THIS CHAPTER EXPLORES SOME of the broader implications of this study, specifically its contributions to our understanding of the dynamics of policy convergence and divergence, the relationship between political institutions and policy styles, and the public perception of risks. I conclude by suggesting the implications of my explanatory framework for the future of consumer and environmental risk regulation in both the United States and the European Union.

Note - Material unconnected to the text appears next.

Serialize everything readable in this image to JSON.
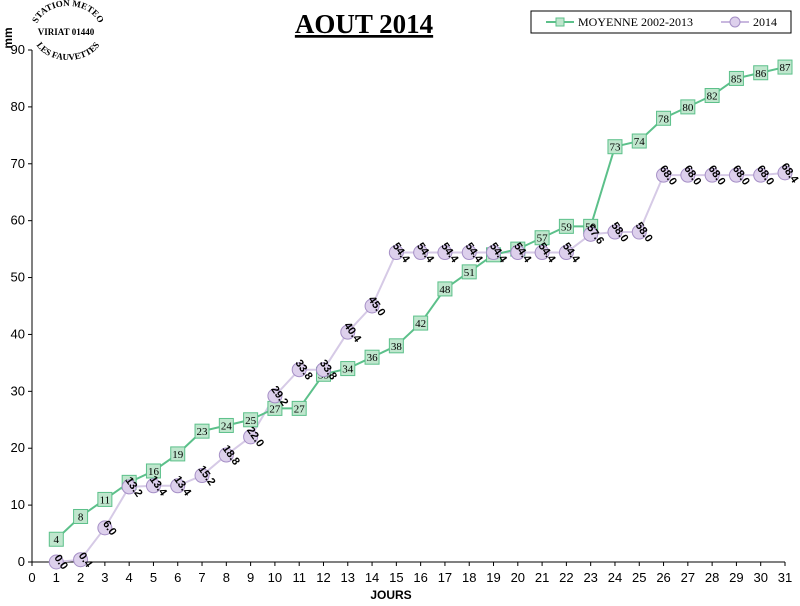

The extensive literature on policy convergence addresses two issues: the extent of policy convergence and direction of policy convergence. Several studies have identified a number of mechanisms that promote policy convergence.1 First, countries may adopt similar policies because they face similar problems. Second, countries’ policies may converge because they are pressured to do so by a country or a group of countries that are more economically or politically powerful. Third, national policies may converge because countries have agreed to be bound by international treaties. Fourth, countries may mutually adjust their policies to those of other countries as a response to global economic integration. Finally, policy convergence may occur because of the international communication or policy learning that takes place in transnational networks of policy
1 See, for example, Katharina Holzinger and Christoph Knill, “Causes and Conditions of Cross-national Policy Convergence,” Journal of European Public Policy 12, no. 5 (October 2005): 775–96; Christoph Knill, “Introduction: Cross-national Policy Convergence: Concepts, Approaches and Explanatory Factors,” Journal of European Public Policy 12, no. 5 (October 2005): 764–74; Andrea Lenschow, Duncan Leifferink, and Sietske Veenman, “When the Birds Sing. A Framework for Analyzing Domestic Factors behind Policy Convergence,” Journal of European Public Policy 12, no. 5 (October 2005): 797–816; and Stephan Heichel, Jessica Pape, and Thomas Sommerer, “Is There Convergence in Convergence Research? An Overview of Empirical Studies on Policy Convergence,” Journal of European Public Policy 12, no. 5 (October 2005): 817–40. See also David Lazar, “Regulatory Interdependence and International Governance,” Journal of European Public Policy 8, no. 3 (2001): 474–92, which compares three ways in which regulatory policies may be made interdependent, namely competition, coordination, and policy learning.